Anti-Depuração JDWP¶
No capítulo "Engenharia Reversa e Manipulação", falamos sobre o JDWP, o protocolo usado para comunicação entre o depurador e a Java Virtual Machine. Mostramos que é fácil habilitar a depuração para qualquer aplicativo modificando seu arquivo de manifesto e alterando a propriedade do sistema ro.debuggable, que permite a depuração para todos os aplicativos. Vejamos algumas coisas que os desenvolvedores fazem para detectar e desabilitar depuradores JDWP.
Verificando a Flag Debuggable em ApplicationInfo¶
Já encontramos o atributo android:debuggable. Essa flag no Android Manifest determina se a thread JDWP é iniciada para o aplicativo. Seu valor pode ser determinado programaticamente por meio do objeto ApplicationInfo do aplicativo. Se a flag estiver definida, o manifesto foi manipulado e permite a depuração.
public static boolean isDebuggable(Context context){
return ((context.getApplicationContext().getApplicationInfo().flags & ApplicationInfo.FLAG_DEBUGGABLE) != 0);
}
isDebuggerConnected¶
Embora possa ser bastante óbvio contornar para um engenheiro reverso, você pode usar isDebuggerConnected da classe android.os.Debug para determinar se um depurador está conectado.
public static boolean detectDebugger() {
return Debug.isDebuggerConnected();
}
A mesma API pode ser chamada via código nativo acessando a estrutura global DvmGlobals.
JNIEXPORT jboolean JNICALL Java_com_test_debugging_DebuggerConnectedJNI(JNIenv * env, jobject obj) {
if (gDvm.debuggerConnected || gDvm.debuggerActive)
return JNI_TRUE;
return JNI_FALSE;
}
Verificações com Temporizador¶
Debug.threadCpuTimeNanos indica a quantidade de tempo que a thread atual esteve executando código. Como a depuração desacelera a execução do processo, você pode usar a diferença no tempo de execução para deduzir se um depurador está anexado.

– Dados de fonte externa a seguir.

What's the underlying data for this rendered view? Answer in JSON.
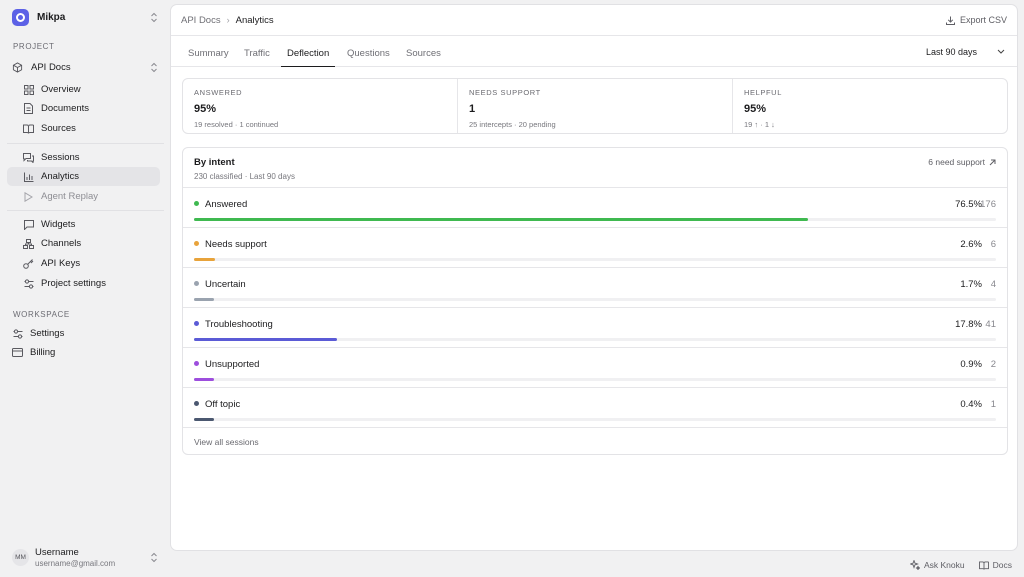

static boolean detect_threadCpuTimeNanos(){
long start = Debug.threadCpuTimeNanos();
for(int i=0; i<1000000; ++i)
continue;
long stop = Debug.threadCpuTimeNanos();
if(stop - start < 10000000) {
return false;
}
else {
return true;
}
}
Manipulando Estruturas de Dados Relacionadas ao JDWP¶
No Dalvik, o estado global da máquina virtual é acessível por meio da estrutura DvmGlobals. A variável global gDvm contém um ponteiro para essa estrutura. DvmGlobals contém várias variáveis e ponteiros importantes para a depuração JDWP e que podem ser manipulados.
struct DvmGlobals {
/*
* Algumas opções que valem a pena manipular :)
*/
bool jdwpAllowed; // depuração permitida para este processo?
bool jdwpConfigured; // as informações de depuração foram fornecidas?
JdwpTransportType jdwpTransport;
bool jdwpServer;
char* jdwpHost;
int jdwpPort;
bool jdwpSuspend;
Thread* threadList;
bool nativeDebuggerActive;
bool debuggerConnected; /* depurador ou DDMS está conectado */
bool debuggerActive; /* depurador está fazendo solicitações */
JdwpState* jdwpState;
};
Por exemplo, definir o ponteiro de função gDvm.methDalvikDdmcServer_dispatch como NULL causa a falha da thread JDWP:
JNIEXPORT jboolean JNICALL Java_poc_c_crashOnInit ( JNIEnv* env , jobject ) {
gDvm.methDalvikDdmcServer_dispatch = NULL;
}
Você pode desabilitar a depuração usando técnicas semelhantes no ART, embora a variável gDvm não esteja disponível. O runtime ART exporta algumas das vtables de classes relacionadas ao JDWP como símbolos globais (em C++, vtables são tabelas que contêm ponteiros para métodos de classe). Isso inclui as vtables das classes JdwpSocketState e JdwpAdbState, que lidam com conexões JDWP via soquetes de rede e ADB, respectivamente. Você pode manipular o comportamento do runtime de depuração substituindo os ponteiros de método nas vtables associadas (arquivado).
Uma maneira de substituir os ponteiros de método é substituir o endereço da função jdwpAdbState::ProcessIncoming pelo endereço de JdwpAdbState::Shutdown. Isso fará com que o depurador se desconecte imediatamente.
#include <jni.h>
#include <string>
#include <android/log.h>
#include <dlfcn.h>
#include <sys/mman.h>
#include <jdwp/jdwp.h>
#define log(FMT, ...) __android_log_print(ANDROID_LOG_VERBOSE, "JDWPFun", FMT, ##__VA_ARGS__)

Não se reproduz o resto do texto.